If you do not suffer of any injury, get up and climb back again to your horse. It helps you to gained back confidence both for your horse and rider. Thanks.
_Posted via Mobile Device_


----------



## Rachel1786 (Nov 14, 2010)

Delfina said:


> Don't, it hurts!


****!
When you start falling don't try to hold onto their neck, my friend did this once on my old horse(he bucked a few times in a row and she started loosing her seat) so not your normal everyday occurrence, but make sure you fall to the side, you don't want to fall in front of them because then they can run over top of you, which is what happened to my friend, so when you start to fall and there is no where left to go but down just push yourself off to the side away from their hooves...i haven't fallen off in a few years, so i'm due to come off soon, almost happened in my lesson today lol


----------



## Ali M (Mar 28, 2011)

Get back on right after (if you're able), but I think that it's important to get your confidence back a little if you were shaken up. If you climb on right away and do the exact same mistake because you're scared of falling now, you didn't really do much to correct the original problem. You're just sore twice over! Whenever I fell I'd always get back on right away, but I'd walk around the arena a few times to catch my breath. I'd do a few circles, some trot and canter, and THEN go back and try the jump or whatever I was doing. If I tried it again right away I always made the same, sometimes a WORSE, mistake because I was tense and expecting the same result. It might not be the right advice for every person, horse, and situation but a fall was usually just my silly mistake.

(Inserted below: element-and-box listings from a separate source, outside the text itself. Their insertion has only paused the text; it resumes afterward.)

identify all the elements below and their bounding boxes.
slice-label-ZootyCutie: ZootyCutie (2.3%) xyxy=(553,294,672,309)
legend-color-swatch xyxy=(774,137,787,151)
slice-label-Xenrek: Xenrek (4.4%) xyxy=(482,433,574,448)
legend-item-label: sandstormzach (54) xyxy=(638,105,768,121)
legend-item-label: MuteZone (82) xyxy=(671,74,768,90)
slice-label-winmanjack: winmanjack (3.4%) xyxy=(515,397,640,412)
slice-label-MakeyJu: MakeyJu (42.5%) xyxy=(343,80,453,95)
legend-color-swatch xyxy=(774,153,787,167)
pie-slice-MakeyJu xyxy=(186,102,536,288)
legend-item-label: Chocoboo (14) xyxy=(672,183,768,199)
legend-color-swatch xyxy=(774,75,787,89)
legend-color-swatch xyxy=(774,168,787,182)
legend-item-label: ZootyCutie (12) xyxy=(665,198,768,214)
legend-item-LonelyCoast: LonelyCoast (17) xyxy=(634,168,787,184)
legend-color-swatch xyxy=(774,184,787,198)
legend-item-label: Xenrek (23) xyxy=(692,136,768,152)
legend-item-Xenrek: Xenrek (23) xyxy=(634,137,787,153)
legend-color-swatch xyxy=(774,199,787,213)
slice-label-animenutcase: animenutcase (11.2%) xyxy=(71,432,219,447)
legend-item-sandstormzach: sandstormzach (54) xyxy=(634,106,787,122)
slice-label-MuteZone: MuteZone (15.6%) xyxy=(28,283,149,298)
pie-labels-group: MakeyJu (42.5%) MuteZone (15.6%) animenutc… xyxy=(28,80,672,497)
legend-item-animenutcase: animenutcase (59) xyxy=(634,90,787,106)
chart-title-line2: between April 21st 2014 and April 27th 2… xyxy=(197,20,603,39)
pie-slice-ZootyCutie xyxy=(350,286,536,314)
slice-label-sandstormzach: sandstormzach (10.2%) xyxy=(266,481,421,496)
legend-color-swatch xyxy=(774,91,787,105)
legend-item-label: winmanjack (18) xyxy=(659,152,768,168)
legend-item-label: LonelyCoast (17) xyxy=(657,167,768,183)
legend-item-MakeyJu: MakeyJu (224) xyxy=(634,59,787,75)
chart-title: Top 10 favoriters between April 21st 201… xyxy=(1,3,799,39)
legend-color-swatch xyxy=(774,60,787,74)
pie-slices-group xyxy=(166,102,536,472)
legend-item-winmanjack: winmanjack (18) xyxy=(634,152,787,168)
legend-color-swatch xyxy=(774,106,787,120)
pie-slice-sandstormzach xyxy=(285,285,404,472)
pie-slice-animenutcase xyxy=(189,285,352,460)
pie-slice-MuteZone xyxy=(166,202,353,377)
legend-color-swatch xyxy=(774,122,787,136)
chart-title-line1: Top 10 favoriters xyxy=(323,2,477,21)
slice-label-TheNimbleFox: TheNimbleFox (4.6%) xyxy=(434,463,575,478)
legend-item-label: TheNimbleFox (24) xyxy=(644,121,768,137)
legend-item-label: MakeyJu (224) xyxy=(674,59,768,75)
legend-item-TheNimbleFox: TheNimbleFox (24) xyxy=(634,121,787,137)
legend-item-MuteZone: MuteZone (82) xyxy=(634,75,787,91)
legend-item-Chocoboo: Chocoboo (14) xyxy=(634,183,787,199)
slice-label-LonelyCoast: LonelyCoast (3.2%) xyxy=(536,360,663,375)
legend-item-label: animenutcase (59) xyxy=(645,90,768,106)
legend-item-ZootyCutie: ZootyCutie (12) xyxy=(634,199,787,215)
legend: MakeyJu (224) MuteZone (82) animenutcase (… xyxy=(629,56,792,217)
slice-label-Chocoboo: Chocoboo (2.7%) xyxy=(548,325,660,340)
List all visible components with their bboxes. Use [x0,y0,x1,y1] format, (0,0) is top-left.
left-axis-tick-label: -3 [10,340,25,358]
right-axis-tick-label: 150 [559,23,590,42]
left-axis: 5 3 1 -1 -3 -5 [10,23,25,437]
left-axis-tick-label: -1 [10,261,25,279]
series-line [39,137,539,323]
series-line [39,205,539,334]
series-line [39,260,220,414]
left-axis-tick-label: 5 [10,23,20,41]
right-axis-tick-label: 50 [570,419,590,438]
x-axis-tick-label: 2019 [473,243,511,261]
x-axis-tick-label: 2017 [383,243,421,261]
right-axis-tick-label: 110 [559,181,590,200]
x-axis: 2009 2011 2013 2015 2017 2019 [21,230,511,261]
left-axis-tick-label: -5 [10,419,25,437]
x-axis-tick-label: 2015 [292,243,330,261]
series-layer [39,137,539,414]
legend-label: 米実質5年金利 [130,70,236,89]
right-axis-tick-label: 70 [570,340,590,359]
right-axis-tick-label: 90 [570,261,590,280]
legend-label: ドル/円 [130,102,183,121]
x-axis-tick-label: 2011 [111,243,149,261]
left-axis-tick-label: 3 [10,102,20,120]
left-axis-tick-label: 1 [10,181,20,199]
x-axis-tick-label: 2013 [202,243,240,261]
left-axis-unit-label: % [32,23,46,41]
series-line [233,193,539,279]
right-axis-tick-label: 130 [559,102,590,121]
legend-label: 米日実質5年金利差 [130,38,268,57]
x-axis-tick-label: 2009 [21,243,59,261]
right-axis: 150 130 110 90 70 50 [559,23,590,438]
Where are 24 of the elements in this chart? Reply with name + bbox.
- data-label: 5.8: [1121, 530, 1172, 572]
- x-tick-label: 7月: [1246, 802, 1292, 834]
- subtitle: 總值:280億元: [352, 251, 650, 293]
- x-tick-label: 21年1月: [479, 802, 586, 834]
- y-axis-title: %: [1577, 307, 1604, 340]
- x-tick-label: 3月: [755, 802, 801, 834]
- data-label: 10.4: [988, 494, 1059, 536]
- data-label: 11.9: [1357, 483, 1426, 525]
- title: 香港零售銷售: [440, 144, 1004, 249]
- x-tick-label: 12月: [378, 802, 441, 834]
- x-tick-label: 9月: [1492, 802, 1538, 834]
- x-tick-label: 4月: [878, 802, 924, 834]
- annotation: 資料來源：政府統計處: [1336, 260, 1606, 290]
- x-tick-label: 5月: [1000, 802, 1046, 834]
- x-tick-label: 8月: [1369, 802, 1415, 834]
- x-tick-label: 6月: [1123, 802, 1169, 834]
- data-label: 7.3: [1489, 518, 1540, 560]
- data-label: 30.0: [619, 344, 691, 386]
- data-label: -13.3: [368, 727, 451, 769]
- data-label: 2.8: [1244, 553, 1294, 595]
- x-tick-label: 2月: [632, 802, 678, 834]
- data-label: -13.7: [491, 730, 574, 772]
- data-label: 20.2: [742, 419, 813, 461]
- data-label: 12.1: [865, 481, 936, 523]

And never get embarrassed! Everyone's been there.


----------



## Lonannuniel (Jun 13, 2008)

Falling gracefully is an art in my opinion. I've always been amazed by the equine gymnasts and acrobats who somehow manage to land on their feet lol. 

I think every one else has covered the concept of falling, I'm still struggling with the social aspect of it ( i don't mind getting hurt, I'm just nervous about responding to the ' ARE YOU OK?!? ' that gets screamed at you when your on the ground ^-^'') anyway... Whatever happens, try to end on a good note. Get back on ( if you aren't injured of course ) and if nothing else go over a jump ( if that's what your doing) both you and your horse are confident about. If you aren't too shaken, go over the jump you had troubles with, making sure to learn from your previous mistake. If you aren't jumping, just continue on with your ride as if you hadn't fallen, take it easy if you need to, and stay relaxed.

You'll probably feel the force of the fall the next day. So if your the type to skip school, its a very good excuse ( joking...don't skip school =D ). Ice packs and hot baths both help to sooth sore muscles. ( ice reduces inflammation, heat relaxes tense muscles)


----------



## kathryn (Jan 16, 2009)

If you are determined not to fall off, you can make some pretty impressive saves. I managed to land on my feet twice in one lesson haha. Alot of times if you just try hard you can even stay on, or arrange your body to land on your feet.

Falling isn't a huge deal, its part of riding. I always jump up and hop back on, and so far I have always been able to. Its important to get back on to keep your confidence.


----------



## SPhorsemanship (Apr 5, 2010)

My advice: don't think about it, just chill. Falling off will make you better and more confidant if you get yourself over that fear. When you do fall, get back on! Try to stay on if you loose your balance or the horse/pony is misbehaving but at the point where you know you are falling off, don't try to stay on(like when you're hanging off the side-doesn't always happen though. Sometimes you just get shot into the air or to the ground). If you try to stay on you might land to close to the horse. You want to land as far away as possibly without holding the reins(unless you fall off balanced=on your feet) because you don't want to pull the horse on top of you.


----------



## usandpets (Jan 1, 2011)

I had heard something about if your foot gets caught in the stirrup. I'm not sure where I heard it or if it really works. Supposedly, if your foot gets caught, you should roll towards the horse and your foot will come loose. If you try to roll away, it will stay stuck. I know the best situation would be breakaway stirrups. Maybe someone else has heard or done this?


----------



## corporate pride (Feb 23, 2010)

my first fall was on my first horse, she was 16.3hh LOL we went over a HUGE 20cm jump and she cantered out, i hadn't cantered her yet so i lost balance with that and the jump ("self taught") i landed on her neck and slipped off, i landed on my feet infront of her, i ran backwards until she stopped, i still hade the reins in my hands.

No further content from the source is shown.